Indole-3-lactic acid suppresses colorectal cancer via metabolic reprogramming.

Research indicates that abnormal gut microbiota metabolism is linked to colorectal cancer (CRC) progression, but the role of microbiota-related tryptophan metabolism disruption remains unclear. Using metagenomic sequencing and targeted Trp metabolomics, our research identified that CRC patients had abnormal indole-3-lactic acid (ILA) levels, which were related to tumor malignancy. Exogenous ILA administration suppressed CRC development in AOM/DSS induced and xenograft mice models. Furthermore, in vitro experiments demonstrated that ILA inhibits tumor cell proliferation, migration, and anti-apoptotic capabilities.

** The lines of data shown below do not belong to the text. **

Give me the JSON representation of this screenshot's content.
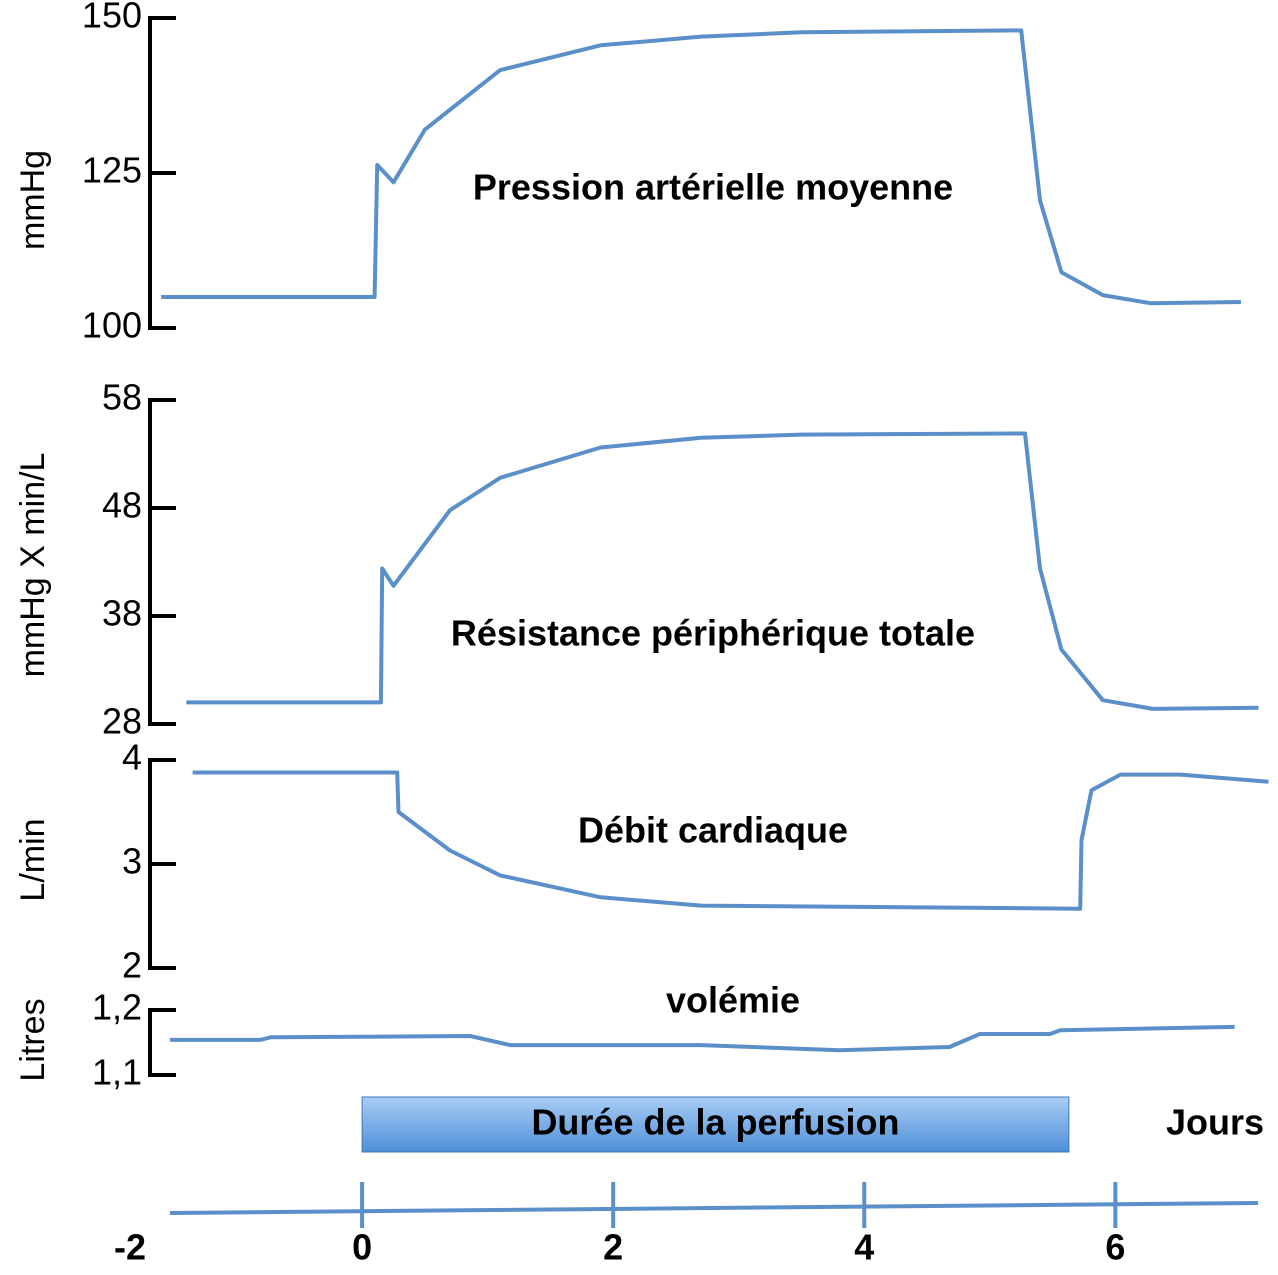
{
  "chart_data": [
    {
      "type": "line",
      "title": "Pression artérielle moyenne",
      "ylabel": "mmHg",
      "color": "#5b8fc9",
      "ylim": [
        100,
        150
      ],
      "yticks": [
        100,
        125,
        150
      ],
      "x": [
        -1.6,
        0.1,
        0.12,
        0.25,
        0.5,
        1.1,
        1.9,
        2.7,
        3.5,
        5.25,
        5.4,
        5.57,
        5.9,
        6.28,
        7.0
      ],
      "values": [
        105,
        105,
        126.3,
        123.5,
        132,
        141.6,
        145.6,
        147,
        147.7,
        148,
        120.6,
        109,
        105.3,
        104,
        104.2
      ]
    },
    {
      "type": "line",
      "title": "Résistance périphérique totale",
      "ylabel": "mmHg X min/L",
      "color": "#5b8fc9",
      "ylim": [
        28,
        58
      ],
      "yticks": [
        28,
        38,
        48,
        58
      ],
      "x": [
        -1.4,
        0.15,
        0.16,
        0.25,
        0.7,
        1.1,
        1.9,
        2.7,
        3.5,
        5.28,
        5.4,
        5.57,
        5.9,
        6.3,
        7.14
      ],
      "values": [
        30,
        30,
        42.4,
        40.8,
        47.8,
        50.8,
        53.6,
        54.5,
        54.8,
        54.9,
        42.4,
        34.9,
        30.2,
        29.4,
        29.5
      ]
    },
    {
      "type": "line",
      "title": "Débit cardiaque",
      "ylabel": "L/min",
      "color": "#5b8fc9",
      "ylim": [
        2,
        4
      ],
      "yticks": [
        2,
        3,
        4
      ],
      "x": [
        -1.35,
        0.28,
        0.29,
        0.7,
        1.1,
        1.9,
        2.7,
        5.72,
        5.73,
        5.81,
        6.04,
        6.52,
        7.22
      ],
      "values": [
        3.88,
        3.88,
        3.5,
        3.13,
        2.89,
        2.68,
        2.6,
        2.57,
        3.23,
        3.71,
        3.86,
        3.86,
        3.79
      ]
    },
    {
      "type": "line",
      "title": "volémie",
      "ylabel": "Litres",
      "color": "#5b8fc9",
      "ylim": [
        1.1,
        1.2
      ],
      "yticks": [
        {
          "value": 1.1,
          "label": "1,1"
        },
        {
          "value": 1.2,
          "label": "1,2"
        }
      ],
      "x": [
        -1.53,
        -0.81,
        -0.73,
        0.86,
        1.18,
        2.7,
        3.8,
        4.68,
        4.92,
        5.48,
        5.56,
        6.95
      ],
      "values": [
        1.154,
        1.154,
        1.158,
        1.16,
        1.146,
        1.146,
        1.138,
        1.143,
        1.163,
        1.163,
        1.169,
        1.174
      ]
    }
  ],
  "x_axis": {
    "label": "Jours",
    "xlim": [
      -2,
      7.2
    ],
    "ticks": [
      -2,
      0,
      2,
      4,
      6
    ]
  },
  "perfusion": {
    "label": "Durée de la perfusion",
    "start": 0,
    "end": 5.63
  }
}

Mechanistically, ILA appears to directly occupy the phosphorylation sites of STAT3, leading to a reduction in intracellular phosphorylated STAT3 (p-STAT3) levels and the inhibition of the HK2 pathway, thereby downregulating glucose metabolism in cancer cells. Notably, this inhibition is independent of the aryl hydrocarbon receptor (AHR). In conclusion, our research findings demonstrate that alterations in tryptophan metabolism among CRC patients can influence tumor progression and reveal a novel mechanism through which ILA exerts its inhibitory effects on CRC. These findings offer new insights into the role of gut microbiota in CRC and identify potential clinical therapeutic targets.